Canadian Prime Minister Justin Trudeau announced the shootdown on Twitter and said it took place over the Yukon territory in the country's north. He said Canadian forces would recover and analyze the wreckage from the object.
Trudeau also said he had spoken with US President Joe Biden about the incident, a day after Biden ordered a shootdown of an unidentified flying object over sea ice near Deadhorse, Alaska. The US military on Saturday was still tight-lipped about what, if anything, it had learned as recovery efforts were underway.
Details from the Pentagon
The Pentagon on Friday offered only a few details, including that the object was the size of a small car, it was flying at about 40,000 feet and could not maneuver and appeared to be unmanned.
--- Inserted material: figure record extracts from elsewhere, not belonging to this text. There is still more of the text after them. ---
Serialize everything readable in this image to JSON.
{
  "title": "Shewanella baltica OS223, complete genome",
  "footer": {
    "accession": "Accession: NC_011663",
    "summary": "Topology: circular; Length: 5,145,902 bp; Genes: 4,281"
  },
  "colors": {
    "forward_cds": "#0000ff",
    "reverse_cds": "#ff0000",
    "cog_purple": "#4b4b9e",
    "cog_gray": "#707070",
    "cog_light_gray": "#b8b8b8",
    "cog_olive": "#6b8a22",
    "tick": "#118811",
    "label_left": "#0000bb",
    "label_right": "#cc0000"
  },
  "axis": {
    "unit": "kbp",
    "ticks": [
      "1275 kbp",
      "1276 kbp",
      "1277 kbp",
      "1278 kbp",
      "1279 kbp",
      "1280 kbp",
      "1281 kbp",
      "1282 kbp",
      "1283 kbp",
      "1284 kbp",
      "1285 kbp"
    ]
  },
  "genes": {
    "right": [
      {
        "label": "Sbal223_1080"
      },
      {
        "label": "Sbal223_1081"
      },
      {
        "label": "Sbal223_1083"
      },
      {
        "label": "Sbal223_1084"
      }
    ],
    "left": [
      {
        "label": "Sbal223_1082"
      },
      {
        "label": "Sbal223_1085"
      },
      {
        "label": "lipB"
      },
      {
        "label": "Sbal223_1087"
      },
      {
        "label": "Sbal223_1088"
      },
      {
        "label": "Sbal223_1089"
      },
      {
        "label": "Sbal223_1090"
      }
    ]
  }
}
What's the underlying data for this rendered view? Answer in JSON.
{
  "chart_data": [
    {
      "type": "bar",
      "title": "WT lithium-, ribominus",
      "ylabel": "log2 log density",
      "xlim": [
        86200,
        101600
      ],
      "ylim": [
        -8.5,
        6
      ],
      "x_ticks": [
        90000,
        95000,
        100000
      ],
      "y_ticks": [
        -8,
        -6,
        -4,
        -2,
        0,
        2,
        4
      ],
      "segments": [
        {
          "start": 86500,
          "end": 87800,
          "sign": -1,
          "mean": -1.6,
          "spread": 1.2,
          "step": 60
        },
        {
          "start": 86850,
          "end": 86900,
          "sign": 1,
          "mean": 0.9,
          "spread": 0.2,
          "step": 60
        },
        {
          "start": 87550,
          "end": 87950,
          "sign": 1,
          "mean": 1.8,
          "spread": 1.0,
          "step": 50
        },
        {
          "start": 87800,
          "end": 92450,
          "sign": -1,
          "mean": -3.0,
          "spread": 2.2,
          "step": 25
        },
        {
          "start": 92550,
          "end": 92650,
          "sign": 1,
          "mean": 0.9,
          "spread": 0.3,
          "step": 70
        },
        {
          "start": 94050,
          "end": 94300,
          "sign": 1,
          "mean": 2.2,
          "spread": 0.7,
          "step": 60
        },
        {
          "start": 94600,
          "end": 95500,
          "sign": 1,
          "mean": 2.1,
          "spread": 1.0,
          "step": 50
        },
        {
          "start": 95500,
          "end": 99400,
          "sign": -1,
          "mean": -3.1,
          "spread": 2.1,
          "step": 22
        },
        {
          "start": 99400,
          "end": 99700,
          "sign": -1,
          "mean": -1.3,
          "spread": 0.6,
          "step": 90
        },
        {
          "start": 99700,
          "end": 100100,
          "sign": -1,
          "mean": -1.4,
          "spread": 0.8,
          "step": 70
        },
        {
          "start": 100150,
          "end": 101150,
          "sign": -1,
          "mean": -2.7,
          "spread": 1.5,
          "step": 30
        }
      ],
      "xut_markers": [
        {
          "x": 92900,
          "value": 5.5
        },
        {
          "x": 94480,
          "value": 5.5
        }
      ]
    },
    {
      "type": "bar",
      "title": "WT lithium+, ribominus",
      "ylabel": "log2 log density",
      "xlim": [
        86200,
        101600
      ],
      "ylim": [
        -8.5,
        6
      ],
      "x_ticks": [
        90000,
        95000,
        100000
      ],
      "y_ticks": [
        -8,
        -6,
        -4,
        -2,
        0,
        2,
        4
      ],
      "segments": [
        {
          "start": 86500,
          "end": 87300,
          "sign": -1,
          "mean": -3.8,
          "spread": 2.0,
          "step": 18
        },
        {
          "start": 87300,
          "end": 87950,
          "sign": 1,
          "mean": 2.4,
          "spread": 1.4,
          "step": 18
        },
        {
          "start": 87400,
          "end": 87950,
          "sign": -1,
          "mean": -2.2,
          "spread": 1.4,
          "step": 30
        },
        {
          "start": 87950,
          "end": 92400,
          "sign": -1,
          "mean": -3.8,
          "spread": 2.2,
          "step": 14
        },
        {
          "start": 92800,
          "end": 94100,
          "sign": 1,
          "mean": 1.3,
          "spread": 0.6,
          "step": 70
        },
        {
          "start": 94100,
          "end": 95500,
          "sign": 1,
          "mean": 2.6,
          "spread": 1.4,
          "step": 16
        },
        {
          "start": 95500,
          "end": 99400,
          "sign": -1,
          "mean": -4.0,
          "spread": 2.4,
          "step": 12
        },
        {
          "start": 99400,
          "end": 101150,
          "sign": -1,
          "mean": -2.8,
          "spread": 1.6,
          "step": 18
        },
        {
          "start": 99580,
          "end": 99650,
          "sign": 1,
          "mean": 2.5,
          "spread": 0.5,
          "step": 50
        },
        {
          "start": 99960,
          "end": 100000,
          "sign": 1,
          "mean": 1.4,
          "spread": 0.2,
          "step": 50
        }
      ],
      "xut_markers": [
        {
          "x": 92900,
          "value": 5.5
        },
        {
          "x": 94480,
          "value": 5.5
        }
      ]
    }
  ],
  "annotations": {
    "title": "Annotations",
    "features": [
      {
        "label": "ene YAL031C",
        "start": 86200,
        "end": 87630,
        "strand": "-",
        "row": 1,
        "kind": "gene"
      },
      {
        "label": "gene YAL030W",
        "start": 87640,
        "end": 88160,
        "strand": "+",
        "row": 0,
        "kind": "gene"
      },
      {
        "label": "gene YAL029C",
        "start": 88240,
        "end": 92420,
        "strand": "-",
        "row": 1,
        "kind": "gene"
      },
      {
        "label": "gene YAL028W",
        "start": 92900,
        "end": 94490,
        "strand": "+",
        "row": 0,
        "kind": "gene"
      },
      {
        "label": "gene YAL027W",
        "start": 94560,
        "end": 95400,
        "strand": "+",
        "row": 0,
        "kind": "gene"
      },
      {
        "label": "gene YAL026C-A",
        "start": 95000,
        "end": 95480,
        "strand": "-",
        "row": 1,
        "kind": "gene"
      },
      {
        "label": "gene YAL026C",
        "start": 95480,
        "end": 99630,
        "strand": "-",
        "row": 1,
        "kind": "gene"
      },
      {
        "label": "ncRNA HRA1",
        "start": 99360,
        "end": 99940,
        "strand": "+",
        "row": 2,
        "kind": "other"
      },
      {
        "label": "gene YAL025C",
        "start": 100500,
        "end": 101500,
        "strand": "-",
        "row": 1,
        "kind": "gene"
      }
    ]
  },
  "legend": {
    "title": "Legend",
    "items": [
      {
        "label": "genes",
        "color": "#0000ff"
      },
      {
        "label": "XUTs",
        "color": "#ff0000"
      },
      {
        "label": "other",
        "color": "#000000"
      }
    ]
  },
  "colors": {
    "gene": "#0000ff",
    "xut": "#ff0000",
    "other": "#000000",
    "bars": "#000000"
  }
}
US officials have been trying to learn about the object since it was first spotted on Thursday.
"We have no further details at this time about the object, including its capabilities, purpose, or origin," Northern Command said on Saturday.
Itnoted difficult arctic weather conditions, including wind chill, snow, and limited daylight that hinder search and recovery efforts.
"Personnel will adjust recovery operations to maintain safety," Northern Command said.
On Feb. 4, a US F-22 fighter jet brought down what the US government called a Chinese surveillance balloon off the coast of South Carolina following its week-long journey across the United States and portions of Canada. China's government has said it was a civilian research vessel.
Some US lawmakers criticized Biden for not shooting down the Chinese balloon sooner. The US military had recommended waiting until it was over the ocean out of fear of injuries from falling debris.
US officials have been scouring the ocean to recover debris and the undercarriage of electronic gadgetry since the shootdown of the 200-foot-tall (60-meter-high) Chinese high-altitude surveillance balloon.
The Pentagon has said a significant amount of the balloon had already been recovered or located, suggesting American officials may soon have more information about any Chinese espionage capabilities aboard the vessel.
Sea conditions on Feb. 10 "permitted dive and underwater unmanned vehicle (UUV) activities and the retrieval of additional debris from the sea floor," Northern Command said.
"The public may see US Navy vessels moving to and from the site as they conduct offload and resupply activities."